Киссинджер приезжал, по-моему, пару раз. Как-то я его встречал в аэропорту. Мы сели в машину и поехали в резиденцию. По дороге он меня расспрашивал, откуда я взялся, чем занимался. Такой любопытный дед. Кажется, что спит на ходу, а на самом деле все видит и слышит. Мы говорили через переводчика. Он спрашивает: «Вы давно здесь работаете?» Я ответил, что около года. А дальше у нас был такой диалог.

— А до этого где работали?

— До этого в Ленсовете.

— А до Ленсовета?

— В университете.

— А до университета?

— А до этого я был военным.

— В каких войсках?

Ну думаю, сейчас я тебя огорчу: «Вы знаете, я работал по линии разведки». Он спокойно: «За границей работали?» Я: «Работал.

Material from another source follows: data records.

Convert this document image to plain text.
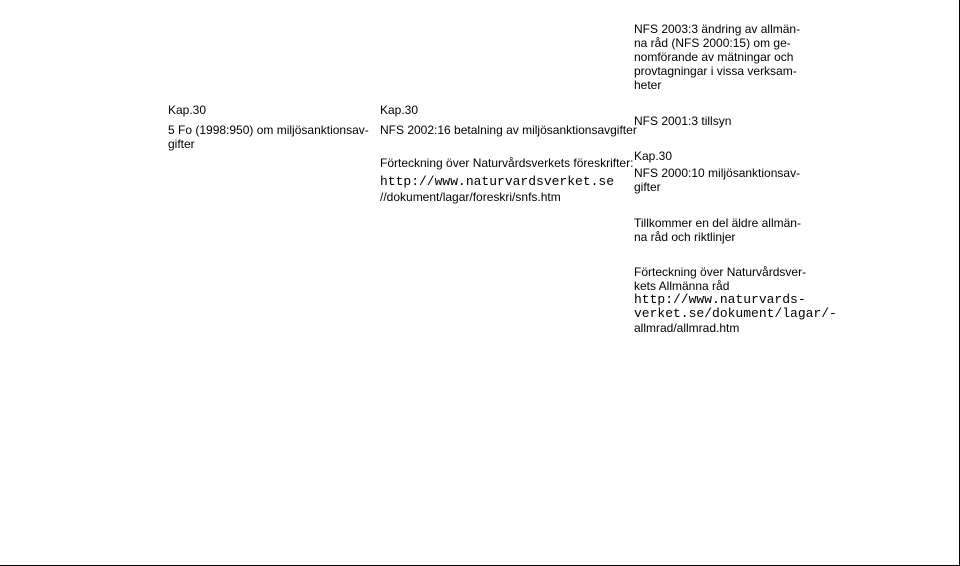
Kap.30
5 Fo (1998:950) om miljösanktionsav-
gifter
Kap.30
NFS 2002:16 betalning av miljösanktionsavgifter
Förteckning över Naturvårdsverkets föreskrifter:
http://www.naturvardsverket.se
//dokument/lagar/foreskri/snfs.htm
NFS 2003:3 ändring av allmän-
na råd (NFS 2000:15) om ge-
nomförande av mätningar och
provtagningar i vissa verksam-
heter
NFS 2001:3 tillsyn
Kap.30
NFS 2000:10 miljösanktionsav-
gifter
Tillkommer en del äldre allmän-
na råd och riktlinjer
Förteckning över Naturvårdsver-
kets Allmänna råd
http://www.naturvards-
verket.se/dokument/lagar/-
allmrad/allmrad.htm
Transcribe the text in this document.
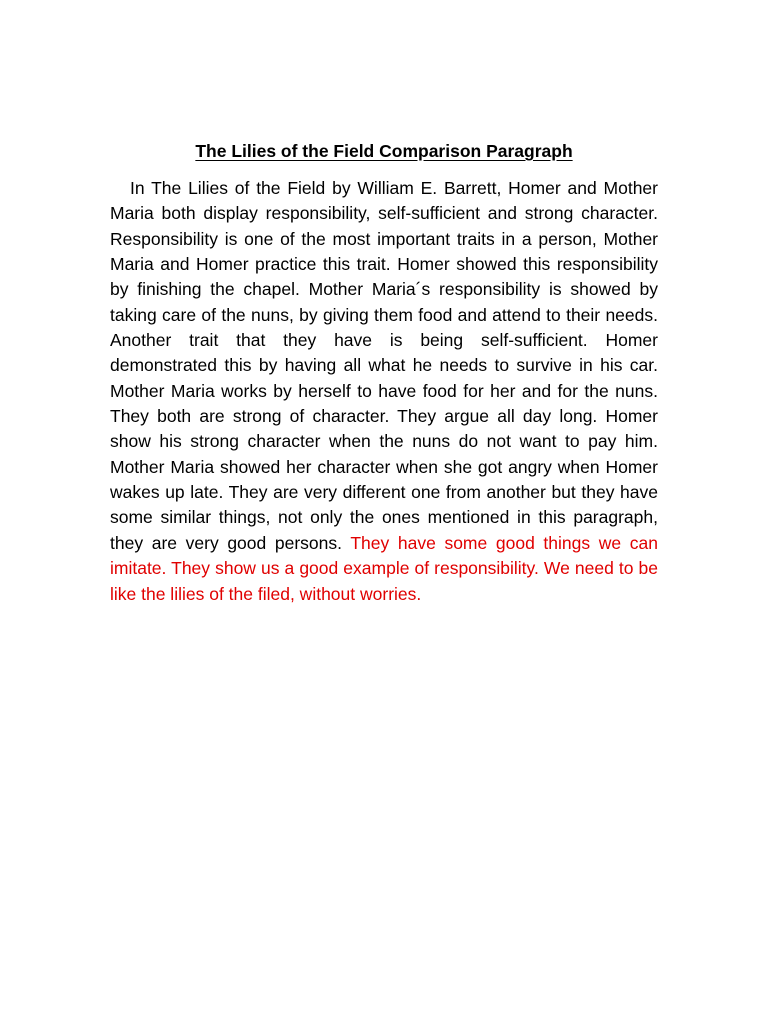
The Lilies of the Field Comparison Paragraph

In The Lilies of the Field by William E. Barrett, Homer and Mother Maria both display responsibility, self-sufficient and strong character. Responsibility is one of the most important traits in a person, Mother Maria and Homer practice this trait. Homer showed this responsibility by finishing the chapel. Mother Maria´s responsibility is showed by taking care of the nuns, by giving them food and attend to their needs. Another trait that they have is being self-sufficient. Homer demonstrated this by having all what he needs to survive in his car. Mother Maria works by herself to have food for her and for the nuns. They both are strong of character. They argue all day long. Homer show his strong character when the nuns do not want to pay him. Mother Maria showed her character when she got angry when Homer wakes up late. They are very different one from another but they have some similar things, not only the ones mentioned in this paragraph, they are very good persons. They have some good things we can imitate. They show us a good example of responsibility. We need to be like the lilies of the filed, without worries.
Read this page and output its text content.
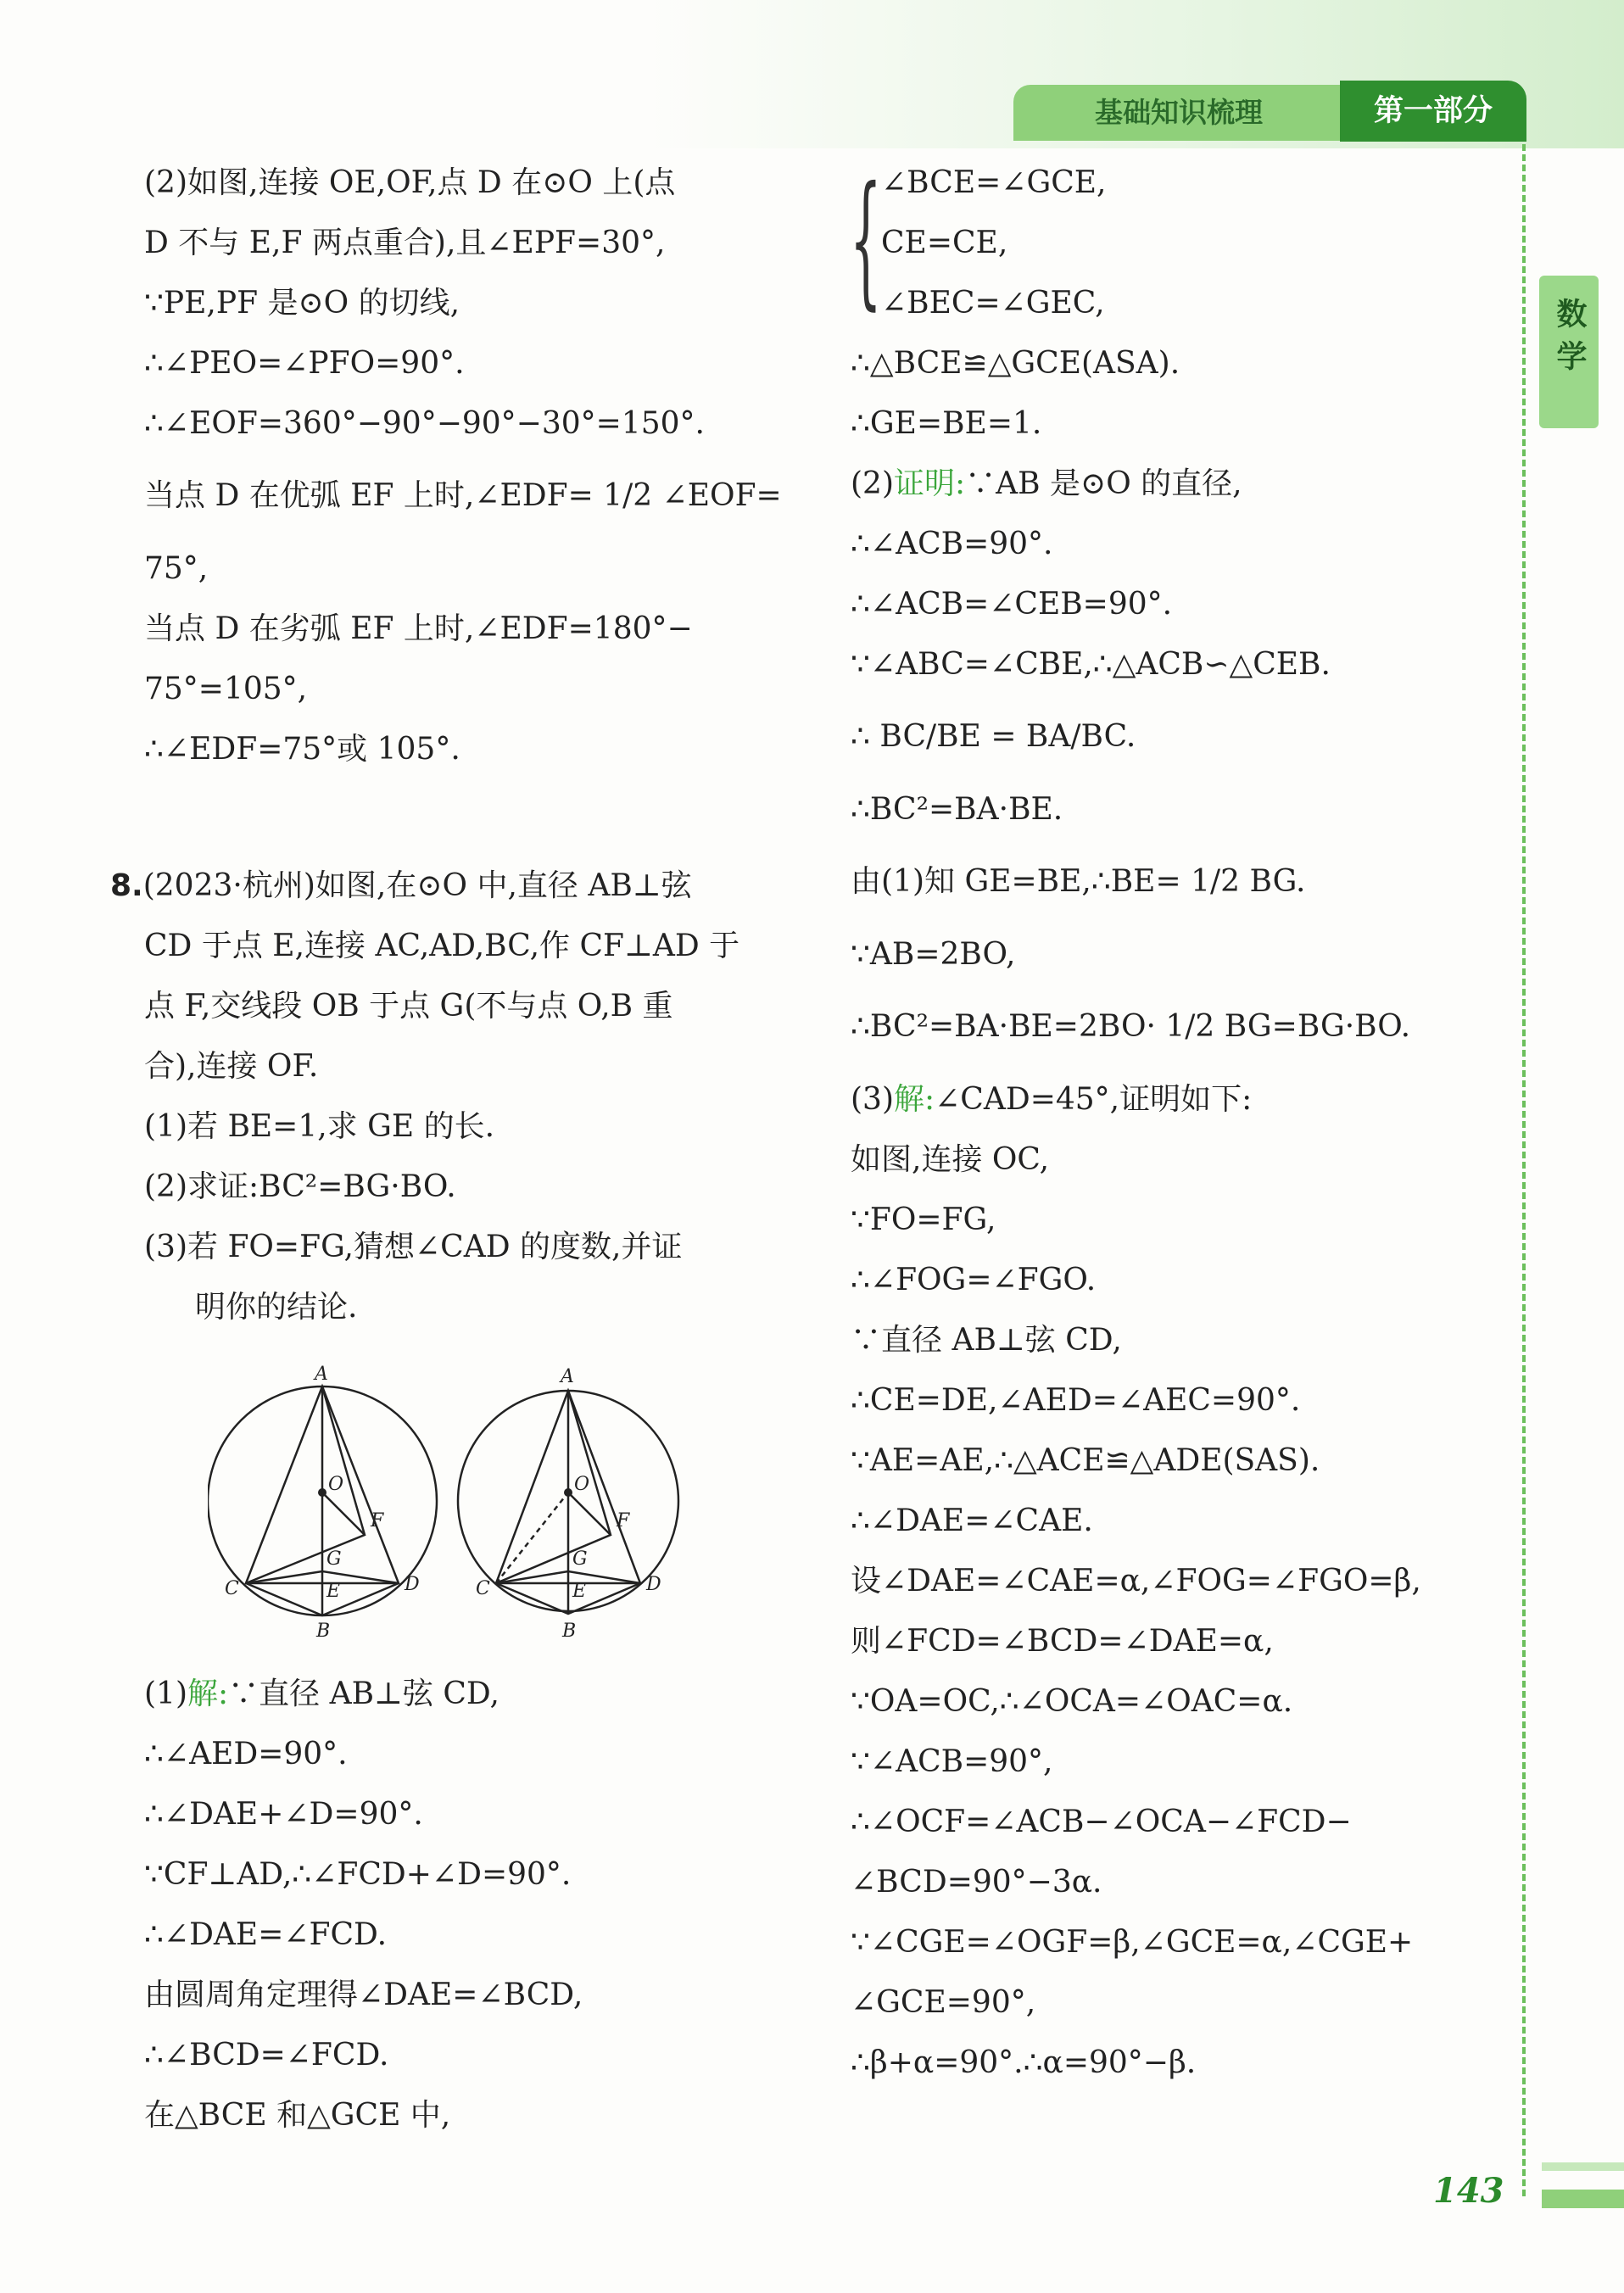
基础知识梳理	第一部分
数学
(2)如图,连接 OE,OF,点 D 在⊙O 上(点
D 不与 E,F 两点重合),且∠EPF=30°,
∵PE,PF 是⊙O 的切线,
∴∠PEO=∠PFO=90°.
∴∠EOF=360°−90°−90°−30°=150°.
当点 D 在优弧 EF 上时,∠EDF= 1/2 ∠EOF=
75°,
当点 D 在劣弧 EF 上时,∠EDF=180°−
75°=105°,
∴∠EDF=75°或 105°.
8.(2023·杭州)如图,在⊙O 中,直径 AB⊥弦
CD 于点 E,连接 AC,AD,BC,作 CF⊥AD 于
点 F,交线段 OB 于点 G(不与点 O,B 重
合),连接 OF.
(1)若 BE=1,求 GE 的长.
(2)求证:BC²=BG·BO.
(3)若 FO=FG,猜想∠CAD 的度数,并证
明你的结论.
(1)解:∵直径 AB⊥弦 CD,
∴∠AED=90°.
∴∠DAE+∠D=90°.
∵CF⊥AD,∴∠FCD+∠D=90°.
∴∠DAE=∠FCD.
由圆周角定理得∠DAE=∠BCD,
∴∠BCD=∠FCD.
在△BCE 和△GCE 中,
A
O
F
G
C	E	D
B
A
O
F
G
C	E	D
B
{ ∠BCE=∠GCE,
CE=CE,
∠BEC=∠GEC,
∴△BCE≌△GCE(ASA).
∴GE=BE=1.
(2)证明:∵AB 是⊙O 的直径,
∴∠ACB=90°.
∴∠ACB=∠CEB=90°.
∵∠ABC=∠CBE,∴△ACB∽△CEB.
∴ BC/BE = BA/BC.
∴BC²=BA·BE.
由(1)知 GE=BE,∴BE= 1/2 BG.
∵AB=2BO,
∴BC²=BA·BE=2BO· 1/2 BG=BG·BO.
(3)解:∠CAD=45°,证明如下:
如图,连接 OC,
∵FO=FG,
∴∠FOG=∠FGO.
∵直径 AB⊥弦 CD,
∴CE=DE,∠AED=∠AEC=90°.
∵AE=AE,∴△ACE≌△ADE(SAS).
∴∠DAE=∠CAE.
设∠DAE=∠CAE=α,∠FOG=∠FGO=β,
则∠FCD=∠BCD=∠DAE=α,
∵OA=OC,∴∠OCA=∠OAC=α.
∵∠ACB=90°,
∴∠OCF=∠ACB−∠OCA−∠FCD−
∠BCD=90°−3α.
∵∠CGE=∠OGF=β,∠GCE=α,∠CGE+
∠GCE=90°,
∴β+α=90°.∴α=90°−β.
143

В Германии». Он: «В Восточной или Западной?» — «В Восточной». Он: «Все приличные люди начинали в разведке. Я тоже». Я не знал, что Киссинджер работал в разведке. А то, что он сказал потом, было для меня неожиданно и очень интересно. Он сказал: «Вы знаете, меня сейчас очень критикуют за мою позицию в то время в отношении СССР. Я считал, что Советский Союз не должен так быстро уходить из Восточной Европы. Мы очень быстро меняем баланс в мире, и это может привести к нежелательным последствиям. И мне сейчас это ставят в вину. Говорят: вот ушел же Советский Союз, и все нормально, а вы считали, что это невозможно. А я действительно считал, что это невозможно».

Потом он подумал и добавил: «Честно говоря, я до сих пор не понимаю, зачем Горбачев это сделал».

Я совершенно не ожидал услышать от него такое. Ему сказал и сейчас говорю:

Киссинджер был прав. Мы избежали бы очень многих проблем, если бы не было такого скоропалительного бегства.